У выхода им встретился господин Казутт, в форме и фуражке.
— А я думала, ночные портье в это время давно уже лежат в постели, — удивилась Соня. — Значит, я ошибалась?
— Нет, — ответил Казутт, — вы не ошибались. Но бывают экстренные случаи. — И, повернувшись к Мишель, сказал: — Ну вот, я пришел.
Та смотрела на него с иронической улыбкой.
— Я вижу, что пришли. Но зачем?
— Вот именно. Чтобы подменить вас.
— А с чего вы взяли, что меня нужно подменять?
— Мне позвонили из конторы.
Голос Казутта прозвучал уже на полтона выше.
— Из конторы? И что — сказали, что вы должны меня подменить?..
— Спросите сами.
Мишель вошла в дверь за стойкой портье.
— Я же пока еще не выжил из ума, — повернулся Казутт к Соне.

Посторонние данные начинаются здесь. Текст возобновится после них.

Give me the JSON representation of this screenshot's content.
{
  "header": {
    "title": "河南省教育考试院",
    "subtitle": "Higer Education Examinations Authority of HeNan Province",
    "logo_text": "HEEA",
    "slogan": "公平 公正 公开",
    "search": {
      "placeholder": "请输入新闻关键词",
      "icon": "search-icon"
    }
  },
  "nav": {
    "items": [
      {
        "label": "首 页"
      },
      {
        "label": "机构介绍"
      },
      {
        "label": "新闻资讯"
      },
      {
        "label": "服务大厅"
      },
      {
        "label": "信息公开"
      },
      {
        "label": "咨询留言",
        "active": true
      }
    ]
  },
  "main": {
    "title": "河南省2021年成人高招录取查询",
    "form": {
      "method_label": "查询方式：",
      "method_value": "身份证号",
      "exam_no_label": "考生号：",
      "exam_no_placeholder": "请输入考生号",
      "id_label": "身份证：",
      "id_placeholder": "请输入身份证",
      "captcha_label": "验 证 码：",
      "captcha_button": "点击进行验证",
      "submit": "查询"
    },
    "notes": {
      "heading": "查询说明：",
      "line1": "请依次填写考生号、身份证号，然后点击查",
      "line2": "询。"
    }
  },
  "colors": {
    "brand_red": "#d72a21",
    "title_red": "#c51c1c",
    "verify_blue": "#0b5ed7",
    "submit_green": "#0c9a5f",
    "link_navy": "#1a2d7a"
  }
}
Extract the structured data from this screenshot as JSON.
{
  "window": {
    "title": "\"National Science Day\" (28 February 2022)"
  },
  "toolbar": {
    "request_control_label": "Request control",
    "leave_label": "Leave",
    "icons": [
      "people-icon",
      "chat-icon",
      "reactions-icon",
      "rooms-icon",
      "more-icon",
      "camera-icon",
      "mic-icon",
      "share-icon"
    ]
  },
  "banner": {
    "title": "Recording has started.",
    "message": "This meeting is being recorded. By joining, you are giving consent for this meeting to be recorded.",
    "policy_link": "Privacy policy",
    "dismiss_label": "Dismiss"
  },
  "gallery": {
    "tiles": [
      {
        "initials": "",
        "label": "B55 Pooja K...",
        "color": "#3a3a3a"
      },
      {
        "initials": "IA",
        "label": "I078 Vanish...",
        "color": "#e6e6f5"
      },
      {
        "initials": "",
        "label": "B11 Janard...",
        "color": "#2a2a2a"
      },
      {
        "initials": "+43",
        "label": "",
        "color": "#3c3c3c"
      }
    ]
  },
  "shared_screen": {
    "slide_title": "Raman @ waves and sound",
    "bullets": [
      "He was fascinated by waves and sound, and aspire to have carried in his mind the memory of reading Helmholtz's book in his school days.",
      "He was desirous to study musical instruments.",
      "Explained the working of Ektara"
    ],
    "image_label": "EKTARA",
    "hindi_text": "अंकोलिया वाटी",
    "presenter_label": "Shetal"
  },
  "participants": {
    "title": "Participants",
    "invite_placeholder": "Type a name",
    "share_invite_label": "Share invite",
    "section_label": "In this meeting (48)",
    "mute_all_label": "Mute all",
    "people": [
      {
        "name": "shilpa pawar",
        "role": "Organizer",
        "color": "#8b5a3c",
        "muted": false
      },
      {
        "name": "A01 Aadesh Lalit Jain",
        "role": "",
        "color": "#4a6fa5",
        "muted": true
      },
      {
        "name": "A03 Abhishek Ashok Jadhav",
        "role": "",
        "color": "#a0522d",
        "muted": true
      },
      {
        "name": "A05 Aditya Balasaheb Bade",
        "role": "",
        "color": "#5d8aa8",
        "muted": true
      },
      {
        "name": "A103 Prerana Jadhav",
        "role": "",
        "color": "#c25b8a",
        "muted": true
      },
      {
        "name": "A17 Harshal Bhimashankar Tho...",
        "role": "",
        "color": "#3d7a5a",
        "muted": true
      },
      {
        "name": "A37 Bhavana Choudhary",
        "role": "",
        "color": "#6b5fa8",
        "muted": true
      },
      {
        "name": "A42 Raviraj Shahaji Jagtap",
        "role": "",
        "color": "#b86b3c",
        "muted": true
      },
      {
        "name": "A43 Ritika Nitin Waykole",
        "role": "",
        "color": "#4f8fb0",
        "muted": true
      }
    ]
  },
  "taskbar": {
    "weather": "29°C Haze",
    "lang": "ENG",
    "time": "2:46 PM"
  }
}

Через минуту Мишель вернулась, качая головой.
— Отсюда никто не звонил.
— Нет, звонил — мужчина.
— Он как-то представился?
— Нет. Сказал только: «Отель „Гамандер“».
— Ну, значит, кто-то подшутил над вами. Идите отдыхать, господин Казутт.
— Хороша шутка!
У Казутта был расстроенный вид. Соне стало его жаль.
— Раз уж он пришел, пусть бы подежурил часок, пока мы пообедаем, — предложила она.
— Зачем? В этом нет никакой необходимости. Если кто-нибудь приедет — позвонит в дверь. Мы всегда так делаем.
Они вышли из отеля, оставив растерянного Казутта посреди холла. Небо было серым, на скалах повисли клочья тумана. Перед отелем припарковался черный «Мерседес» представительского класса. На покрытой пылью задней дверце кто-то написал: «Миланский черт».
4
Чуть ниже Альп-Петча смутно темнели едва различимые верхушки сосен, которые только начали проступать на фоне бледного неба. В ясный день можно было бы увидеть контуры горной цепи с правой стороны долины. Кое-где в хлевах горел свет, звякали молочные бидоны и гудели электродоилки. Печально прокричал петух, где-то вдали эхом откликнулся другой.